[HBR] Making Coil Forms (was 'Re: HBR digest')
[email protected]
[email protected]
Wed, 6 Nov 2002 12:27:37 -0500
I use a variation of Helmut's technique. I mount the socket in a vice
or chassis hole. I put the pins into the socket -- they should be cut
to stick up maybe 1/2" to 5/8" or so. The holes in the base piece
(fiberglass, etc.) are laid out not quite so carefully and drilled with
clearance so they'll go on -- minor adjustments can be made if
necessary with a file. I use this base to press a piece of wax paper
over the pins and down to the socket, then drip parafin wax from a
candle to cover the wax paper. Then put the base piece on top of
the wax while it's still soft; ideally the wax does not come up into the
holes but does seal them.
The wax paper keeps the wax out of your socket; the parafin *really*
seals things so no epoxy runs down there.

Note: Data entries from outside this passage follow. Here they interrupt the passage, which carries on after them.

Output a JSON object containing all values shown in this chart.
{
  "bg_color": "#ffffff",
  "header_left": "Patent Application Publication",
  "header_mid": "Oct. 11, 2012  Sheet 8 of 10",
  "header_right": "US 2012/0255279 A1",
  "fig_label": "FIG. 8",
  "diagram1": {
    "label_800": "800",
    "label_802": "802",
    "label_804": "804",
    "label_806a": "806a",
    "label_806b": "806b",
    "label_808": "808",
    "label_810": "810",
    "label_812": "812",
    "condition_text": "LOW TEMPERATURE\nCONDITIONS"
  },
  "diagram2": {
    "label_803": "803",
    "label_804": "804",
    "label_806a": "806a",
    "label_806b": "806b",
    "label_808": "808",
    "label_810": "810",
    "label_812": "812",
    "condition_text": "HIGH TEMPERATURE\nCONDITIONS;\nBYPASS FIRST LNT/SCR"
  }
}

Now I pour epoxy onto the base piece, securing the pins and forming
a permanent plug assembly. You can do this with the form in place
too -- that's the strongest. Or just fasten the pins to the base and
attach the form in a separate step. I try to wind up with 1/4" or more
of epoxy above the base; have never had a plug made by this
technique give a problem.
Variation: Forget the base piece altogether and just use 3/8" of
epoxy above the parafin. In this case I'd put the form on at the same
time and alignment of the form with the socket will have to be
maintained while the epoxy sets. The wax will do that, if you use
enough of it.
I always sand all the surfaces the epoxy will bond to with coarse
sandpaper first.
Walt Hutchens
KJ4KV
> I used PVC tubing I found that was 1 5/16 OD. The base is fiberglass
> sheeting similar to PC material but without the copperclad. The pins are
> 1/8 OD and 5/32 OD brass tubing obtained at a Hobby/model shop. The most
> time consuming part was laying out the pin spacing. Careful measuring is
> importent if one wants the form to fit the socket.